初めて告白をします。
私、実は一度、実際に虐待を行ってしまったことがあります。
それはオムツ交換をしている最中のことでした。相手は、重度の認知症によりほとんどコミュニケーションがとれない、寝たきりの利用者さん。攻撃性があり、何かにつけて介助の時に手でバンバンと殴ってきたり、口腔ケアの時に指を噛んできたりする方でした。
その方の暴力はいつものことであり、そこまで力も強くないので、多少殴られても普段ならなにも思いません。ただその時は、忙しさに少しイライラしていたのがいけませんでした。
バンバンと私を殴るその方の手が、たまたま私の目に当たったのです。眼鏡が吹っ飛び、危うく眼球に手が入りそうになり、私は思わずその方の手を払いのけてしまいました。
『ちょっと!』
その、私が咄嗟に出した手と、その方が再度私を殴ろうとした手が、きれいに空中で当たりました。まるでハイタッチのような形です。パチンと、乾いた音が居室内に響きました。
……その乾いた音を聞いて、私はハッとしました。
『私、今、なにした?』
もし、私の手がその方の手とうまく当たらなかったら。もし、その方の顔にでも当たっていたら?

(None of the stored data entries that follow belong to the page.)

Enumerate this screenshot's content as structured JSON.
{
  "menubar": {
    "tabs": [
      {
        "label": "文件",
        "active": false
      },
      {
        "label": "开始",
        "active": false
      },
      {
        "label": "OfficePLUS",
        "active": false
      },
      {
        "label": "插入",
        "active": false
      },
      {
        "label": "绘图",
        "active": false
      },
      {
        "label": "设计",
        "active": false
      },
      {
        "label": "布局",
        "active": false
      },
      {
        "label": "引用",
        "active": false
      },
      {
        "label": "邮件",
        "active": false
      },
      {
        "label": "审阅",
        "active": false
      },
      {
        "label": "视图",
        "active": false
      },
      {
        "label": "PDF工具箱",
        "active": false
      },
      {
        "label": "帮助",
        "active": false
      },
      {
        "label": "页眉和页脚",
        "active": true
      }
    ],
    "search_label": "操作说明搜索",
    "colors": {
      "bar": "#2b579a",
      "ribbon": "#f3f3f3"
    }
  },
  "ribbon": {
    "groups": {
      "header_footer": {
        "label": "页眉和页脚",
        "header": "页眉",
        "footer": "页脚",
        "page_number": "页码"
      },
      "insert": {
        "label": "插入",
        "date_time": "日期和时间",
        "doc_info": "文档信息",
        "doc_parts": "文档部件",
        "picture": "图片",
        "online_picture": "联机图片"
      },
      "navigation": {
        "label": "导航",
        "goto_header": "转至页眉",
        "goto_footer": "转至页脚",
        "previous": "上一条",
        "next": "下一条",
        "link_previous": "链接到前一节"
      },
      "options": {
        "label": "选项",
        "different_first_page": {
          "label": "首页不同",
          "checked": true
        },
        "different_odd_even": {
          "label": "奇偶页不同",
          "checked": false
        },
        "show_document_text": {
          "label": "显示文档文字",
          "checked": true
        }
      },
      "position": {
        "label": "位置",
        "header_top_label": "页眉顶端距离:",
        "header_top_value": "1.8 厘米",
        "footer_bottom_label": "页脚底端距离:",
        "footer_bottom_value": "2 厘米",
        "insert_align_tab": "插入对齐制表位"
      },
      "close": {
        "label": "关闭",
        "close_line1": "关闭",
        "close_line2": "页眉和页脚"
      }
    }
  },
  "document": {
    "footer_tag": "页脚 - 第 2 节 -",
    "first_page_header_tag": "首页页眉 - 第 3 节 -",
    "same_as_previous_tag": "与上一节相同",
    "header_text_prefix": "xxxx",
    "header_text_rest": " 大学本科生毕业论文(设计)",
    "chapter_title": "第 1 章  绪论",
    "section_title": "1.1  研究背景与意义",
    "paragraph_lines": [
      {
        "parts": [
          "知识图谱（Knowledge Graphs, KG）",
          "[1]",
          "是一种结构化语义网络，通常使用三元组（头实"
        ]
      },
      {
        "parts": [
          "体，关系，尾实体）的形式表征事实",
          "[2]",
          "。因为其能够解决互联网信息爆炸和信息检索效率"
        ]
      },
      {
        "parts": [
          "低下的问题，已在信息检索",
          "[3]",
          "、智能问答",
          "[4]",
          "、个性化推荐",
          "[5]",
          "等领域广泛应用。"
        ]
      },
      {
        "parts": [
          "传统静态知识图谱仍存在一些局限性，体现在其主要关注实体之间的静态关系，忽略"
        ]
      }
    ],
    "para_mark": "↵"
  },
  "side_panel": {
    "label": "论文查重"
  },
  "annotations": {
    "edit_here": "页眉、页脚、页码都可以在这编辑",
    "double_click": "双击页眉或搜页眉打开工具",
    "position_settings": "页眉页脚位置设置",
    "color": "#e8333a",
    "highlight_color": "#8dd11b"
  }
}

これはれっきとした、“暴力行為”とされてしまうかもしれません。たまたま手が当たったというだけではないのです。悪気がなかったとは言え、私がイライラしていたのは事実なのですから。
私はひとり、青ざめました。
私は、自分で言うのもなんですが、真面目な介護スタッフです。真摯に介護を頑張っていますし、利用者さんのことをいつも真剣に考えています。仕事を抜きに考えても、おそらく比較的優しい性格です(本当に自分で言うなという話ですが)。
でも、そんな私でも、介護の虐待の報道が出ると、いつも思ってしまうのですよ。
『明日は我が身だ』 と。
おそらく介護を実際に経験した方のほとんどが、この感情を理解されるのではないかと思います。それだけ、“紙一重”だということです。
考えてみたら当たり前なのかもしれません。殴られ、引っ掻かれ、唾をかけられ、ひどい言葉で罵られても、全くダメージを受けない人なんて、きっとこの世にいませんから。
手は2本しかないのに10本の手を求められたら、イラつきもしますから。
私たちは、神様仏様の類ではないのです。
だから、虐待の報道に対して、
「こんなヤツ介護をする資格なんてない」
「人として最低」
その様なコメントを見ると、まるで自分が言われたかのようにグサリと心をえぐられます。
『私もいつか、本当に虐待をしてしまうのではないか?』
これからも、心のどこかでそんな恐怖を抱えながら、介護をしていくのだと思います。
私はあのハイタッチは、きっと生涯忘れられません。